On a, chez nous, cinq inhalothérapeutes qui répondent au téléphone. Nous
recevons des appels, plus de 5 000 appels par année, et majoritairement
sur l'apnée du sommeil.
Généralement, on a des appels où les gens
veulent avoir de l'information, mais particulièrement les gens nous appellent
parce qu'ils n'ont pas les moyens de pouvoir se payer l'équipement et, très
souvent, les gens sont même menacés leur carte de compétence s'ils n'ont pas
les équipements. Et, comme M. Gaudreault vous disait il y a quelques
minutes, bien, les gens au Québec, ce n'est pas tout le monde qui ont une
couverture d'assurance et ce n'est pas tout le monde qui ont les moyens de
pouvoir se le payer. La RAMQ ne couvre pas, naturellement, le remboursement de
tels appareils, contrairement à ce qu'on observe dans d'autres provinces
canadiennes ou ailleurs dans le monde.
Vous savez, en 2017, un Québécois sur
20 — ça représente 417 000 — détenait un diagnostic
d'apnée du sommeil. Toutefois, c'est près d'une personne sur 10 qui aurait dû
recevoir un diagnostic d'apnée. Donc, imaginez, on a une population qui tourne
autour de 8,4 millions. Cela représente combien de personnes? 834 150
qui auraient dû avoir un diagnostic.
Donc, l'apnée du sommeil non traitée est
associée à d'importantes conséquences de santé, dont le Dr Series va vous
parler, et notre porte-parole Anthony va vous témoigner de son expérience
personnelle.
Juste deux petites statistiques. Les personnes
qui souffrent éprouvent généralement de la somnolence excessive durant la
journée et l'autre moitié d'entre elles sont déprimées. C'est sans compter le
risque d'accident de la route. Dans la population générale, on parle de
2,5 %, quand elles ont de l'apnée du sommeil, qui risquent d'avoir plus
d'accidents et, chez nos camionneurs, on parle de 6,3 % de risque
d'accident.
Donc, en plus de répondre à un besoin
d'équité, le remboursement du traitement pour les personnes souffrant d'apnée
du sommeil entraînerait, sans conteste, une réduction importante des coûts pour
le système de santé et représenterait également un investissement significatif
dans la santé et la qualité de vie des Québécois. C'est sûr que les personnes
qui souffrent d'apnée du sommeil vont plus souvent chez leur médecin que la
population en général. On parle de quatre à cinq fois de plus par année.

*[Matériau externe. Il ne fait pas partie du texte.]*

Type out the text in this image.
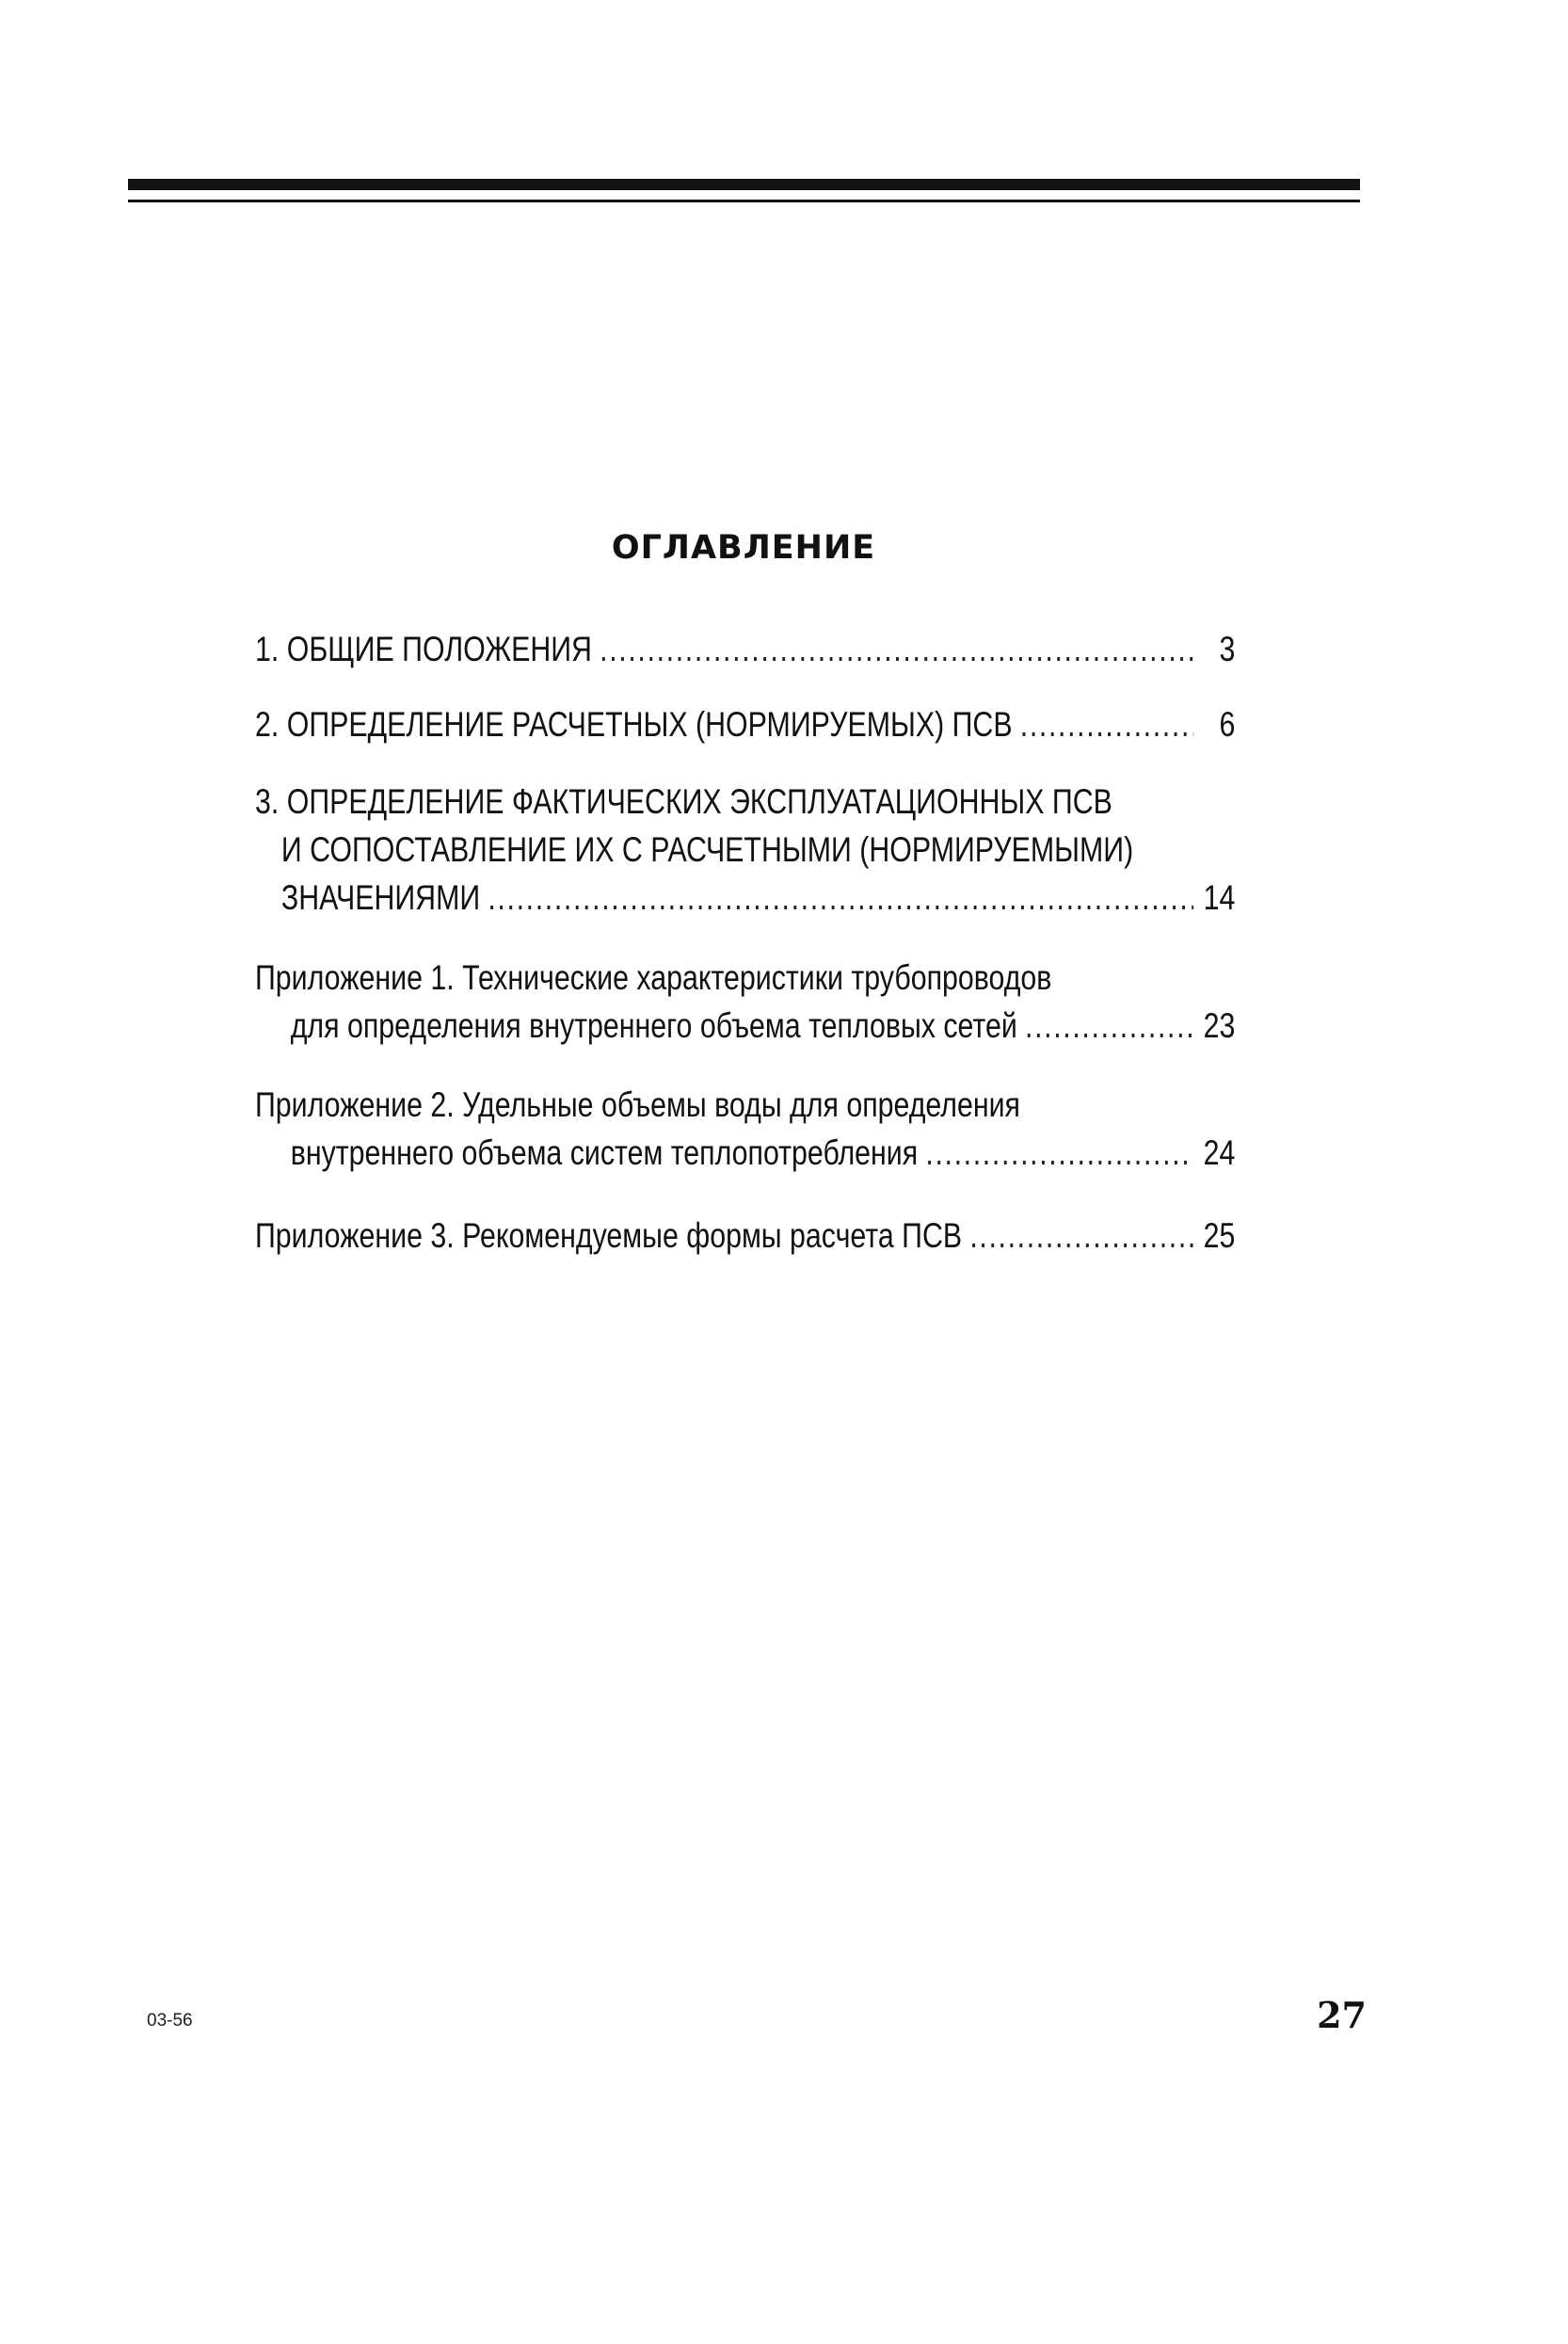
ОГЛАВЛЕНИЕ
1. ОБЩИЕ ПОЛОЖЕНИЯ .....	3
2. ОПРЕДЕЛЕНИЕ РАСЧЕТНЫХ (НОРМИРУЕМЫХ) ПСВ .....	6
3. ОПРЕДЕЛЕНИЕ ФАКТИЧЕСКИХ ЭКСПЛУАТАЦИОННЫХ ПСВ
И СОПОСТАВЛЕНИЕ ИХ С РАСЧЕТНЫМИ (НОРМИРУЕМЫМИ)
ЗНАЧЕНИЯМИ .....	14
Приложение 1. Технические характеристики трубопроводов
для определения внутреннего объема тепловых сетей .....	23
Приложение 2. Удельные объемы воды для определения
внутреннего объема систем теплопотребления .....	24
Приложение 3. Рекомендуемые формы расчета ПСВ .....	25
03-56	27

D'ailleurs, en avril 2014, à la demande du
MSSS, l'INESSS s'était penché sur le sujet, et le rapport de l'INESSS indique,
sur le plan des coûts associés à la mise en place d'un programme de
remboursement, les projections budgétaires de 2014 à 2018 concernant la mise en
place d'une politique de remboursement de la CPAP, couverture publique
complète, on estimait des coûts annuels récurrents variant entre 30 et 34 millions
pour l'équipement et de 11 à 12 millions pour le remplacement annuel des
accessoires. Nous croyons que nous sommes rendus à payer pour les gens qui sont
dans le besoin. Merci.
Le Modérateur
: Merci,
Mme Massie. Dr Series.
M. Series (Frédéric) :
Bonjour. Merci beaucoup de cette invitation. Je pense, mon rôle, c'est un peu de
présenter la maladie, qu'est-ce que la maladie telle que l'apnée du sommeil et
est-ce que c'est une pathologie qui est rarissime ou pas. Écoutez,
statistiquement parlant, ça peut varier d'un pays à l'autre, on pense que la
prévalence, à l'intérieur de la population, varie entre 5 % et 10 %,
en général plus élevée chez l'homme que chez la femme, mais, en fait, c'est vrai
jusqu'à la ménopause. À la période de la ménopause, la prévalence chez la femme
rattrape la prévalence de chez l'homme.
Il y a des stéréotypes. On parle toujours
apnée du sommeil, on pense à un profil d'un monsieur de 50 ans, obèse,
avec un gros cou, etc. Je pense que c'était ce qui était vrai probablement,
historiquement, il y a 20 ou 30 ans — on pense toujours à M.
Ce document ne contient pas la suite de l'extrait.